“Oh,” Lydia Eaton said, her hands squeezed together,—“oh, no! He is quite different from—me. It is you who are spending the—blood-money on the improvements. If he were spending it on himself, like—like me, it would be different.”

Her brother looked up at her from his footstool at his wife’s feet, first amused, and then bored.

“My dear Lily, I’m sure I don’t know what you are talking about. I’m sorry if I stepped on your toes about your parson. He means well. Only he is a parson, so I suppose he can’t help being rather ladylike in business matters. Do drop the subject; I am sick of the whole thing. How is your conservatory, Nell? Are those violets the result of your agricultural efforts?”

“I think, Robert,” his sister said in her low voice, that shivered and broke, “I must just say one thing more: I must give you back this beautiful thing you gave me at dinner. And I must go away with the children.”

“What under the sun!” he began, frowning; then he got up and stood on the hearth-rug, his back to the fire. “Lydia, I hope you are not going to be a fool? What are you talking about? Sit down,—sit down! You’re as white as a ghost. Lily, I’m afraid you’re a great goose. What’s the matter?” He could not help softening as he looked at her. She stood there by the little tottering table, loaded with its dozens of foolish bits of silver, so tense and quivering that even his impatient eyes could not fail to see her agitation.

“Robert, you have been so kind to us; you are so good to us,—oh, I don’t know how I can do it!” she broke into an anguished sob,—“but I must. Mr. Eaton would never have let the children be supported on money that was not—that was not good.”

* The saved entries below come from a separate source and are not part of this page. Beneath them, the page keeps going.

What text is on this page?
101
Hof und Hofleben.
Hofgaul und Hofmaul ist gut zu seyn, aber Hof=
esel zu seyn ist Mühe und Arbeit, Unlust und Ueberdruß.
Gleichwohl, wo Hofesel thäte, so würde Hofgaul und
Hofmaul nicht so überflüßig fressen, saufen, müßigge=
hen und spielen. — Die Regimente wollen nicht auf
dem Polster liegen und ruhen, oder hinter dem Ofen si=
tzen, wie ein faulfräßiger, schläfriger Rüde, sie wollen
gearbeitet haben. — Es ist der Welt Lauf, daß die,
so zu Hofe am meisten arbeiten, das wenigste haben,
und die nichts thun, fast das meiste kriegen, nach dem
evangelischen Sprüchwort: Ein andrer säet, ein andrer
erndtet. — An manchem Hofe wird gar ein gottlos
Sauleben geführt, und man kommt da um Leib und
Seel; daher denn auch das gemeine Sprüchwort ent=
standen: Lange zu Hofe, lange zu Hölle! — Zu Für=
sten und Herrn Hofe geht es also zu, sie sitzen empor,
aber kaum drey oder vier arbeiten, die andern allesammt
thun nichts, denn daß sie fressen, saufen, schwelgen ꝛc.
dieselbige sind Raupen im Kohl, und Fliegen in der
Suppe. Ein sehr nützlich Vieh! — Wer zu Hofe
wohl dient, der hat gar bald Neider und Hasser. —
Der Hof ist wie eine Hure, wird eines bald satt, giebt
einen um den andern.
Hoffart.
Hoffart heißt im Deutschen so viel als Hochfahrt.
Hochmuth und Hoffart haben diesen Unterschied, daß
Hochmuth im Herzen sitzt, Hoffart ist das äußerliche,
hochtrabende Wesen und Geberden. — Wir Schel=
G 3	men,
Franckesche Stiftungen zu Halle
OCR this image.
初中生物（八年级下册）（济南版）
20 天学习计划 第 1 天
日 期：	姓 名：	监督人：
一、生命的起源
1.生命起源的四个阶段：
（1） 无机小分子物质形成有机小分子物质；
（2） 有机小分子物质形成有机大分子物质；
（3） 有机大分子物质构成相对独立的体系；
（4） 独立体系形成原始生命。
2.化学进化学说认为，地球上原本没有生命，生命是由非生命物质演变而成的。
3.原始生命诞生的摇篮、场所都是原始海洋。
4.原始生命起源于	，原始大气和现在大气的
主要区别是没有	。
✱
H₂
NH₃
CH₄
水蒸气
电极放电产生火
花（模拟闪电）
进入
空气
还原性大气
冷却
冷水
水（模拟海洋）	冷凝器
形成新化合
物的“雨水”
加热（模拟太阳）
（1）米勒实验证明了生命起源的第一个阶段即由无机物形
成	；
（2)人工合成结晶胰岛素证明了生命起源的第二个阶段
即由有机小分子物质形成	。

There was silence; the clock in the hall chimed ten. Then Eleanor Blair, sitting up, pale and angry, said,—

“Well, upon my word!”

Her husband looked at his sister with sudden kindness in his eyes. “Lily, you don’t understand. When I said what I did to Mr. Hudson,—of course, that has put it into your head,—I didn’t really mean it. In the first place, I’m an honest man (I’ll just mention that in passing), and it is not your business nor his to judge my business methods. It isn’t a pretty thing to look a gift-horse in the mouth, Lil.”

“It isn’t what you said to Mr. Hudson,” she answered. “I’ve been thinking about it for nearly a year. Robert, you pay them so little, and I—I have all this.”